General Discussion
Related: Editorials & Other Articles, Issue Forums, Alliance Forums, Region ForumsWe Are In The Post-Industrial Economy
Since labor and middle class income is shrinking, there has not been enough spending to trigger growth in our consumption oriented economy. So the only other macro economic answer is to offset this weakness with increases in capital spending on buildings, equipment, R & D, and new products. But this isnt happening.
The big companies will argue that they wont make these capital investments because consumption is not high enough. Yet, the middle class cant buy more because of falling incomes. So the economy continues to limp along with low growth.
President Obama created the Council on Jobs and Competitiveness in 2011 with the goal of creating 1 million manufacturing jobs. He appointed General Electrics Chief Executive, Jeff Immelt as the councils chairman. This was a big surprise to me because General Electric had been one of the biggest exporters of jobs they reduced their total manufacturing jobs in the U.S. from 125,000 to 50,000 people from year 2000 to 2010.
marions ghost
(19,841 posts)you can see the big turning point right at Booshcheney.
Hoarding instead of investing in the country, while manufacturing output climbs in spite of massive job loss.
They know the figures and they like them.
chervilant
(8,267 posts)So the economy continues to limp along with low growth.
Our economy has been "limping along" for years, now. The "recovery" bone gets thrown out when the corporate megalomaniacs think the Hoi Polloi needs its rainbow unicorn fix.
We sheeple need to get a clue. Our current economy is little more than a wealth generator for the uber wealthy.
seabeckind
(1,957 posts)we are in that era?
Nonsense.
We still need the production of goods. Corporations moved that production where they could reduce their costs and thereby increase their profits.

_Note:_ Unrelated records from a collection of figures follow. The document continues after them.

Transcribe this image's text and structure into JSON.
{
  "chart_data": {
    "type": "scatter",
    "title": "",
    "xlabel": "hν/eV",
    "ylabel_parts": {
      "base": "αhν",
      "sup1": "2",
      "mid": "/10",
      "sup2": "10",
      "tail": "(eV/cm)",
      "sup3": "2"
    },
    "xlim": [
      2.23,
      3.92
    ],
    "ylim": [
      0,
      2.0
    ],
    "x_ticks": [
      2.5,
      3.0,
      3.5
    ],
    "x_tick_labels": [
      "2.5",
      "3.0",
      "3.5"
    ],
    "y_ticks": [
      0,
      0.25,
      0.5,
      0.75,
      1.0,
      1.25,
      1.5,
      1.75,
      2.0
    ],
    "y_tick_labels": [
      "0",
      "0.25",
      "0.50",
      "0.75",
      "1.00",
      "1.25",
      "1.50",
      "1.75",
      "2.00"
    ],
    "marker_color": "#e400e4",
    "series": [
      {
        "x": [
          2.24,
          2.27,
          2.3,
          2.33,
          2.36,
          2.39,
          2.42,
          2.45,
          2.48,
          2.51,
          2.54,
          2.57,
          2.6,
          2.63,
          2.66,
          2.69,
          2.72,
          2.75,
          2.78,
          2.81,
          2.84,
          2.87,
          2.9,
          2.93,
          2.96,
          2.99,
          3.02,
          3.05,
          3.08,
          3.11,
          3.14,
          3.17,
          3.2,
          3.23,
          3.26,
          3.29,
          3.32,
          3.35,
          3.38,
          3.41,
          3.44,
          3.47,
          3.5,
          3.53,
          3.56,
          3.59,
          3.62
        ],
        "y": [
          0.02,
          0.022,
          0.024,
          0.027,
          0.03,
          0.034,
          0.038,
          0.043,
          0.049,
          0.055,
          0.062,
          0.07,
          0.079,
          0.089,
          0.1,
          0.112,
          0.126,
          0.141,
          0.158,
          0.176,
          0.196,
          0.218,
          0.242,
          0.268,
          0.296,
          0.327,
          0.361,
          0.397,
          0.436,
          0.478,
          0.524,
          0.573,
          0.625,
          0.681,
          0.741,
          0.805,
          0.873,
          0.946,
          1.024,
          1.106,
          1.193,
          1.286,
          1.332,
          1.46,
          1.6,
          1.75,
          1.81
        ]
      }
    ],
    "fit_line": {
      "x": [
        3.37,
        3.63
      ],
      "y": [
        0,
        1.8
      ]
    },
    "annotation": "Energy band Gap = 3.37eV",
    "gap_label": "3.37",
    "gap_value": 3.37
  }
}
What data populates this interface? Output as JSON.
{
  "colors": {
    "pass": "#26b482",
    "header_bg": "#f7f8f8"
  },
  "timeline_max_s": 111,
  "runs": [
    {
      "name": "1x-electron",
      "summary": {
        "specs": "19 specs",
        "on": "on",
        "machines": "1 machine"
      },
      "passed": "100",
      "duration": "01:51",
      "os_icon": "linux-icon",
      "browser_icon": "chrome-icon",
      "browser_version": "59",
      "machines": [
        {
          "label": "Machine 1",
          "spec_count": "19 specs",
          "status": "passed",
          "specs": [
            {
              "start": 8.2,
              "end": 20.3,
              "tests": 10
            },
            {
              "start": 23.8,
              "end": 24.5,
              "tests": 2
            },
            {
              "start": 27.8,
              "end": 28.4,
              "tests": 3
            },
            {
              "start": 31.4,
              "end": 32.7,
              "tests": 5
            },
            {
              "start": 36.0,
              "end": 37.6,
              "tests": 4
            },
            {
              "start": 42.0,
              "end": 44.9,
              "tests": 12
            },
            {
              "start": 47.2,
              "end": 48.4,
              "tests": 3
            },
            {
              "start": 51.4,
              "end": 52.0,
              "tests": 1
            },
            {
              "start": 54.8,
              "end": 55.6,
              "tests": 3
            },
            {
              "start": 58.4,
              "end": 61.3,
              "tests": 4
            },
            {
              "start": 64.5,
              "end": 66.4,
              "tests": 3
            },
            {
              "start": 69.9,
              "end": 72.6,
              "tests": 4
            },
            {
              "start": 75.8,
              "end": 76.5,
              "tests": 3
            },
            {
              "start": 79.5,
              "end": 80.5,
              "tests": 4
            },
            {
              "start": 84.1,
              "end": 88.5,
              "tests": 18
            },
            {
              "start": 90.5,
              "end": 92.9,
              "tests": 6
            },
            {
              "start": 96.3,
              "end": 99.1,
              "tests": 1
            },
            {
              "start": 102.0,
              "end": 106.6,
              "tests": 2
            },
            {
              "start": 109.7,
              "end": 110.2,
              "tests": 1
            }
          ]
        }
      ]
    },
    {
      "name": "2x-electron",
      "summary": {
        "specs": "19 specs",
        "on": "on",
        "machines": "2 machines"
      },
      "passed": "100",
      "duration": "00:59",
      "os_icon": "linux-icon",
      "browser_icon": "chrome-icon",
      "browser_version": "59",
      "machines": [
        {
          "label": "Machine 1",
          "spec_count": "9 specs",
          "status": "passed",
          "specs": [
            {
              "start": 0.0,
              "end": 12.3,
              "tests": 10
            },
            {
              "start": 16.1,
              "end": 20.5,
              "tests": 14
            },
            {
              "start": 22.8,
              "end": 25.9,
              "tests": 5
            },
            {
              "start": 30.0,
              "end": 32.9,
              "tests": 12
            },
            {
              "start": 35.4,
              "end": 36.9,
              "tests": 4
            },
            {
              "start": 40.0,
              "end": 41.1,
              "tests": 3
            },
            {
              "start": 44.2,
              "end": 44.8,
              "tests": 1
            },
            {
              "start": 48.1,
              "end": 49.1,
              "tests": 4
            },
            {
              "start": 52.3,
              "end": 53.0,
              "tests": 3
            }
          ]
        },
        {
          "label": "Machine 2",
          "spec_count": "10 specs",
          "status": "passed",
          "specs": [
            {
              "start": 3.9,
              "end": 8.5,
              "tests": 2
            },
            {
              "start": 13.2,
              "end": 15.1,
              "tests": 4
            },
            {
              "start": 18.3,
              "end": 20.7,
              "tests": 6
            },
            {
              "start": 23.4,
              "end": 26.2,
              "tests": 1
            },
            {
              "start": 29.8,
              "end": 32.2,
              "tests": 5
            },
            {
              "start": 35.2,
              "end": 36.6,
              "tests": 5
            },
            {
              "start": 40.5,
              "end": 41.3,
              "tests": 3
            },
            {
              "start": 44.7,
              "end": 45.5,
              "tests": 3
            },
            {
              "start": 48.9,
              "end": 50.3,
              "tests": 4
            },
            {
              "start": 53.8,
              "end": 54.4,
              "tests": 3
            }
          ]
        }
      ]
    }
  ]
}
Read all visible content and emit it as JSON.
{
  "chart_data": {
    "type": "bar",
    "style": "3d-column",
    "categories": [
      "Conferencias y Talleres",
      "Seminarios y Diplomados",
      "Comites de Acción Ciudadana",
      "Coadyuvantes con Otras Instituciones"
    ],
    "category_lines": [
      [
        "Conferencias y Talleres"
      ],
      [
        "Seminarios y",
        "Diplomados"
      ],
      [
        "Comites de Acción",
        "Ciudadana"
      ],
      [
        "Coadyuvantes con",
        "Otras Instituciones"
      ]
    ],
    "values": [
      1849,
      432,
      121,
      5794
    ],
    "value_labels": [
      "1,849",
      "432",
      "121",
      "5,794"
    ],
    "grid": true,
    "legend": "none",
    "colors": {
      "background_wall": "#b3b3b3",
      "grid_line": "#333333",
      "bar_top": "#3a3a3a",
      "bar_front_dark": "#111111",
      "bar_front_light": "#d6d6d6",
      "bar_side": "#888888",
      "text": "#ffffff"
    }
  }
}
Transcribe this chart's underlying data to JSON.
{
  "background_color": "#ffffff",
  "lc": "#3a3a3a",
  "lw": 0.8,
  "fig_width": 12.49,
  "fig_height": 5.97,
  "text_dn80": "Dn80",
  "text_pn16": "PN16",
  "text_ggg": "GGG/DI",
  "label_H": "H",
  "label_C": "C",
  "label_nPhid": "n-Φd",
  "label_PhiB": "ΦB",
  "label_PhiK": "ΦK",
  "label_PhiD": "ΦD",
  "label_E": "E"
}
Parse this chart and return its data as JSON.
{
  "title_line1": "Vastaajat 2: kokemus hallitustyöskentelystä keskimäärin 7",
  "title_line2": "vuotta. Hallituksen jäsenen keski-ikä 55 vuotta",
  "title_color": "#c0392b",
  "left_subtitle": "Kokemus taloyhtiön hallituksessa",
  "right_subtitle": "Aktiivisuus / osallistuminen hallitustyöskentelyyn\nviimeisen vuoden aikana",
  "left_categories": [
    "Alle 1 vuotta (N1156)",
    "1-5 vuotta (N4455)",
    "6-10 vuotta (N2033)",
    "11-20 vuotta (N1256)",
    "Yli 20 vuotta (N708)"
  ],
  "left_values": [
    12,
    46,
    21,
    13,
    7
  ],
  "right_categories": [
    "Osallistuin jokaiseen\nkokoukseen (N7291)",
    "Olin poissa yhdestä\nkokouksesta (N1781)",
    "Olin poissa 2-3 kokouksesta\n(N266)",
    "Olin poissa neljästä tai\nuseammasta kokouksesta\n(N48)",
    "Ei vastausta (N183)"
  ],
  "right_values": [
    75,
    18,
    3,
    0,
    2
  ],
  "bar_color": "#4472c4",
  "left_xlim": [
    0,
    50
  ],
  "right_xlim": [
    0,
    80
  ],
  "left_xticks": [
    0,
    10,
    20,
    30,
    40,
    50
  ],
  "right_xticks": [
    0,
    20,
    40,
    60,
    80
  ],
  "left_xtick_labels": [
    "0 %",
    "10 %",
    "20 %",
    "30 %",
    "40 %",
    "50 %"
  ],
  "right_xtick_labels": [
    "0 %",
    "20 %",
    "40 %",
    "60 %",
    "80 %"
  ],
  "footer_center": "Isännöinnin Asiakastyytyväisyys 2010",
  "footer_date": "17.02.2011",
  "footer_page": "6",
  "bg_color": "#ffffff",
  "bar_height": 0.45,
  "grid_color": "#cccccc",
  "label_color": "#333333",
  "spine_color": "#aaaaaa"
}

Corporations found it was more advantageous for their bottom line to buy a competing technology and eliminate it rather than retooling. Having a big bunch of capital and being able to increase their net worth at the same time was gravy.
Using that capital to invest in money than their own core business was more profitable. I can't remember the term for leveraging worth. Vampire raiders, like Bain, extended this for the corporations that didn't do it on their own or didn't have enough capital to do it.
What all these things, and a few more, did was to turn what once was a tremendous storehouse of basic worth and turn it into a conglomeration of empty husks.
GE reduced their manufacturing jobs in the US because it benefitted them, not because they weren't needed. Another BS economic paper to convince us that our jobs are gone forever and keep us from drawing the proper conclusion -- that the corporate-based capitalism model needs to be rebuilt.
KurtNYC
(14,549 posts)Buying the same good over and over. Disposable electronics, refrigerators, lawn mowers, cars, clothing, plastic crap is a treadmill. Right now we are headed toward a future where most people own nothing at all. Your whole life could be a EULA -- you pay for the right to use stuff but never really own it.
They measure wealth in terms of how many disposable goods we buy but the very fact that the goods are disposable means they aren't wealth.
Real wealth for the average person would be the ability to grow your food and medicines and ANYTHING (tools, clothing, housing, transportation) which lasts long enough to be handed down to the next generation.
jwirr
(39,215 posts)since raygunomics started sending out jobs overseas. This is really damning of the raygun policies.